What Adams and Strouse did not know was that they had reached the high point of their career the night of the 1970 Tony Award ceremony. They would never again drink from the cup of success, even when they went back to the well with a sequel to "Bye Bye Birdie".
"I and Albert", their musical about Queen Victoria and Prince Albert, was staged in London's West End in a production helmed by Oscar-winning director John Schlesinger in 1972. It was a disappointment, lasting only 120 performances and failing to transfer to Broadway. Eight years later, their "A Broadway Musical; A Musical about a Broadway Musical" had the ignominious distinction of being one those accursed shows that opened and closed the same night, December 21, 1978.
Playing it safe, the partnership tried to recycle their greatest show. Incredibly, "Bring Back Birdie", with Donald O'Connor taking over the Dick Van Dyke part, did barely better than "A Broadway Musical", lasting but four performances in 1981. This dog did fetch Chita Rivera her second Tony Award nomination for Best Actress in a Musical playing Rose.
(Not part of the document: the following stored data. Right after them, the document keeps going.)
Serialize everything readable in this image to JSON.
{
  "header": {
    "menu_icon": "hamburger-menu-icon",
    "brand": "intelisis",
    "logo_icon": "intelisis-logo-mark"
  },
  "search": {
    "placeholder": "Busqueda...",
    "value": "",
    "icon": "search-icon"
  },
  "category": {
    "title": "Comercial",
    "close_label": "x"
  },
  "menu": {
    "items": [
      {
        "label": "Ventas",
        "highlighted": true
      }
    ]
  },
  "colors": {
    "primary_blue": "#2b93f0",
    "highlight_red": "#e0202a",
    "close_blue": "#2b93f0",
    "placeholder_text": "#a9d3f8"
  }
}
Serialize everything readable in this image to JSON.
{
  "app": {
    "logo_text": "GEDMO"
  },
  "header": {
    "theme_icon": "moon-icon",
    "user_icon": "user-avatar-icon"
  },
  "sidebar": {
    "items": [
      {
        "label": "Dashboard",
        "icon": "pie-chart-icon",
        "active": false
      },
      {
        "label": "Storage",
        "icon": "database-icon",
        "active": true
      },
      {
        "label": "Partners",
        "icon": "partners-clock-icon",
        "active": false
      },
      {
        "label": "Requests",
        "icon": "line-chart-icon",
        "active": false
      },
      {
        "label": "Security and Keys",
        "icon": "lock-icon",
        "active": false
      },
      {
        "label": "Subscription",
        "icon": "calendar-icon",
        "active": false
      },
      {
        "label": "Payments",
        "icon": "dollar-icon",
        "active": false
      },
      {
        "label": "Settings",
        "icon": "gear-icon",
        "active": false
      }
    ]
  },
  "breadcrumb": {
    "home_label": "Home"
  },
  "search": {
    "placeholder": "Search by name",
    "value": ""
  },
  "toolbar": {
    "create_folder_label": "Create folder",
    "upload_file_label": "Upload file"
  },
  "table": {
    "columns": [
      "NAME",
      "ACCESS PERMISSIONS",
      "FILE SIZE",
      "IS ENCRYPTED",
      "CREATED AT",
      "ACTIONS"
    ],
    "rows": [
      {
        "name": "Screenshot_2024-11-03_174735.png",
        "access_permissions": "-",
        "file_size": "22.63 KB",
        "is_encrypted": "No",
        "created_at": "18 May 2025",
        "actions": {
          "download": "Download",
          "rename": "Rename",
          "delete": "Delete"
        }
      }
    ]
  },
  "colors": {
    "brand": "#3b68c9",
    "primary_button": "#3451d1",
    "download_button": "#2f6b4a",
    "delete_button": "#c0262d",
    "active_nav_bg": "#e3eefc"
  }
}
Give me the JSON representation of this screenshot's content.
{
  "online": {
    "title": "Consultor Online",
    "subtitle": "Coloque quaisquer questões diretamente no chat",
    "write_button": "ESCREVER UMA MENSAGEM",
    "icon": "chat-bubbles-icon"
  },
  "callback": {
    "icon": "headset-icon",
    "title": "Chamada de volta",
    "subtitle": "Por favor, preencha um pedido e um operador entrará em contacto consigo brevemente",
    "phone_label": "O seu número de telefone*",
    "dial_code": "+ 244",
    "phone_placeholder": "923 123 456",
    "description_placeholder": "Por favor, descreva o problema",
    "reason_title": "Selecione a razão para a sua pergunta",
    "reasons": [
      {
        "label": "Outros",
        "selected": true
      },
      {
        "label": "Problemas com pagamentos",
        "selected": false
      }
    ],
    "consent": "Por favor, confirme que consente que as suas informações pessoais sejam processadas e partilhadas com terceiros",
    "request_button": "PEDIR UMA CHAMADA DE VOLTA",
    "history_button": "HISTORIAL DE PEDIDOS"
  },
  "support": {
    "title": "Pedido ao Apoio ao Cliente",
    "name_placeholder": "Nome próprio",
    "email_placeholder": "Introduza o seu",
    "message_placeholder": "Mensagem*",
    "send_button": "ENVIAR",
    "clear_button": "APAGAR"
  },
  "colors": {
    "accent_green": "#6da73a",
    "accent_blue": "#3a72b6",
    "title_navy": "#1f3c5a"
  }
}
Adams and Strouse split. With his new partner, Man of La Mancha (1972) composer Mitch Leigh, he created a musical based on the life of the larger-than-life Broadway and motion picture producer Mike Todd. "Mike" didn't even make it to the Great White Way, closing during its out-of-town tryouts in 1988. When it was re-staged to mimic one of Todd's own Broadway revues, "Ain't Broadway Grand; A Brand-New 1948 Musical Comedy" closed after 25 performances. Lee Adams' Broadway career was over.
He was inducted into the Songwriters Hall of Fame in 1989.- IMDb Mini Biography By: Jon C. Hopwood
- Inducted into the Songwriters Hall of Fame in 1989.
- Won Broadway's Tony Award twice: in 1961, his lyrics as part of a Best Musical win for "Bye, Bye Birdie;" and in 1970, his lyrics as part of a Best Musical win for "Applause." He was also nominated in 1965 for his lyrics as part of a Best Musical nomination for "Golden Boy."